Когда Хрийз в очередной раз вынырнула из болезненного забытья, то сразу поняла — жар спал окончательно и больше уже не вернется. Слабость распластала тело под одеялом, в ушах позванивало и веки тяжело было поднимать, неяркий свет дежурного ночника на столике, за которым устроилась верная Лилар, раздражал. Но болезни уже не было, Хрийз чувствовала. Она снова начала дремать, и ей снилось, что так же вот лежит на постели и не может встать, а где-то в темноте кто-то ходит. Ходит и ходит, бродит вокруг, присматривается, и неплохо бы швырнуть в него ножом, но ножа под рукой нет. Ничего нет, защититься невозможно, а шаги все ближе, ближе, и вот уже проступает сквозь стены фигура в куртке с капюшоном. Откидывает капюшон на плечи, Хрийз видит лицо… так могла бы выглядеть сама Смерть, если бы пожелала принять человеческий облик… но лицо странным образом знакомое, очень знакомое, не один раз виденное… но кто это, невозможно узнать по-прежнему. И оно приближается, приближается, приближа…
Кошмар вышел отменным, Хрийз вскинулась с криком. Лилар тут же оказалась рядом, помогла сесть, подоткнула под спину подушки. Взяла со столика горячую кружку, от которой знакомо пахло счейгом, медом и незнакомыми целебными травами. Хрийз послушно выпила лекарство, постукивая зубами о край кружки.
— Кошмар приснился, госпожа? — участливо спросила Лилар.
Хрийз мелко закивала, все еще находясь во власти пережитого ужаса.
— О чем?
А вот о чем уже забывалось, уходило в никуда.
— Куда ночь, туда и сон, госпожа, — рассудительно заметила Лилар, забирая у подопечной кружку.
В окне разливалась зеленовато-золотая дневная заря. Она не могла перебить светильники, приглушенные наполовину, не хватало сил. Но безумно радовало само знание о том, что солнце — есть, пусть тусклое и над самым горизонтом, но оно есть, не делось никуда, не пропало бесследно. Хрийз вздохнула с облегчением и снова задремала.

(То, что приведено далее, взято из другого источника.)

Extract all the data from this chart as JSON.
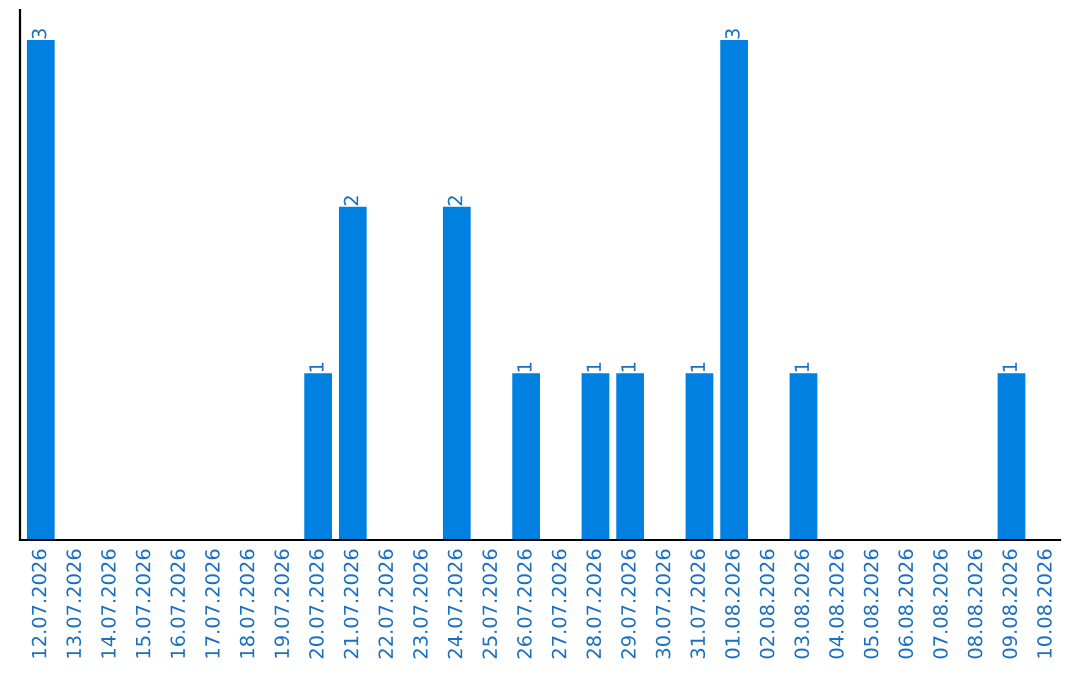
{
  "chart_data": {
    "type": "bar",
    "categories": [
      "12.07.2026",
      "13.07.2026",
      "14.07.2026",
      "15.07.2026",
      "16.07.2026",
      "17.07.2026",
      "18.07.2026",
      "19.07.2026",
      "20.07.2026",
      "21.07.2026",
      "22.07.2026",
      "23.07.2026",
      "24.07.2026",
      "25.07.2026",
      "26.07.2026",
      "27.07.2026",
      "28.07.2026",
      "29.07.2026",
      "30.07.2026",
      "31.07.2026",
      "01.08.2026",
      "02.08.2026",
      "03.08.2026",
      "04.08.2026",
      "05.08.2026",
      "06.08.2026",
      "07.08.2026",
      "08.08.2026",
      "09.08.2026",
      "10.08.2026"
    ],
    "values": [
      3,
      0,
      0,
      0,
      0,
      0,
      0,
      0,
      1,
      2,
      0,
      0,
      2,
      0,
      1,
      0,
      1,
      1,
      0,
      1,
      3,
      0,
      1,
      0,
      0,
      0,
      0,
      0,
      1,
      0
    ],
    "value_labels": [
      "3",
      null,
      null,
      null,
      null,
      null,
      null,
      null,
      "1",
      "2",
      null,
      null,
      "2",
      null,
      "1",
      null,
      "1",
      "1",
      null,
      "1",
      "3",
      null,
      "1",
      null,
      null,
      null,
      null,
      null,
      "1",
      null
    ],
    "color": "#0080e0",
    "tick_labels": "x",
    "grid": false,
    "legend": false
  }
}
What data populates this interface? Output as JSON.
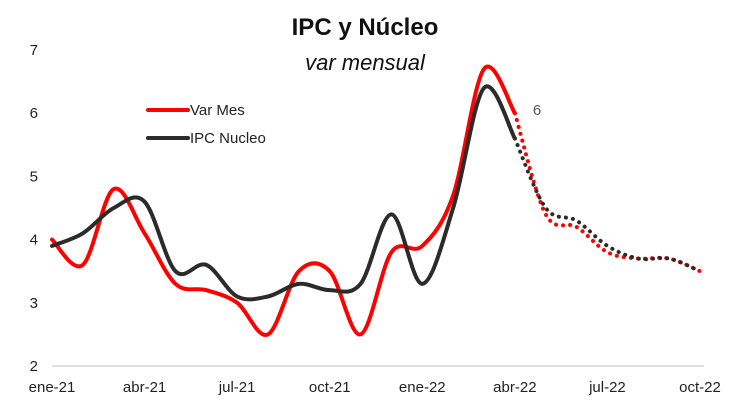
{
  "chart_data": {
    "type": "line",
    "title": "IPC y Núcleo",
    "subtitle": "var mensual",
    "xlabel": "",
    "ylabel": "",
    "x": [
      "ene-21",
      "feb-21",
      "mar-21",
      "abr-21",
      "may-21",
      "jun-21",
      "jul-21",
      "ago-21",
      "sep-21",
      "oct-21",
      "nov-21",
      "dic-21",
      "ene-22",
      "feb-22",
      "mar-22",
      "abr-22",
      "may-22",
      "jun-22",
      "jul-22",
      "ago-22",
      "sep-22",
      "oct-22"
    ],
    "x_tick_labels": [
      "ene-21",
      "abr-21",
      "jul-21",
      "oct-21",
      "ene-22",
      "abr-22",
      "jul-22",
      "oct-22"
    ],
    "x_tick_index": [
      0,
      3,
      6,
      9,
      12,
      15,
      18,
      21
    ],
    "ylim": [
      2,
      7
    ],
    "y_ticks": [
      2,
      3,
      4,
      5,
      6,
      7
    ],
    "grid": false,
    "legend_position": "top-left",
    "actual_end_index": 15,
    "series": [
      {
        "name": "Var Mes",
        "color": "#ff0000",
        "values": [
          4.0,
          3.6,
          4.8,
          4.1,
          3.3,
          3.2,
          3.0,
          2.5,
          3.5,
          3.5,
          2.5,
          3.8,
          3.9,
          4.7,
          6.7,
          6.0,
          4.4,
          4.2,
          3.8,
          3.7,
          3.7,
          3.5
        ]
      },
      {
        "name": "IPC Nucleo",
        "color": "#2b2b2b",
        "values": [
          3.9,
          4.1,
          4.5,
          4.6,
          3.5,
          3.6,
          3.1,
          3.1,
          3.3,
          3.2,
          3.3,
          4.4,
          3.3,
          4.5,
          6.4,
          5.6,
          4.5,
          4.3,
          3.9,
          3.7,
          3.7,
          3.5
        ]
      }
    ],
    "annotations": [
      {
        "text": "6",
        "series": "Var Mes",
        "index": 15
      }
    ]
  }
}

Вскоре ей разрешили вставать и гулять, недалеко, впрочем, от комнаты, по внутренней галерее с высокими окнами справа и слева. Хрийз любила смотреть на уходящие вниз, к городу, скалы, на стеклянно блестевшее под негреющим солнцем замерзшее море. Солнечный диск уже отрывался от горизонта полностью и световой день увеличился сильно. Но морозы не думали слабеть. Свирепень, самый тяжелый и холодный месяц года. Как февраль на далекой, оставшейся в прошлом, Земле. Хрийз даже в мыслях уже не называла Геленджик, город ее детства, домом.
Ее дом, дом стихийного мага-хранителя, был теперь здесь, в Третьем мире. И думала она о такой внутренней своей перемене без удивления и гнева, как раньше. Хрийз помнила детство, грустила о нем, любила бабушку, оказавшуюся на поверку мамой, но о том, чтобы вернуться обратно, уже не думала вовсе. Ее дом — здесь, в мире магии и зеленого солнца, здесь она — проводник стихии Жизни, и еще немножечко дочь своего отца, а что на Земле? В Геленджике? Сочтут сумасшедшей, в лучшем случае. О худших не хотелось даже думать. Она благодарна была прежнему миру за свое безоблачное детство, но понимала, что возврата нет.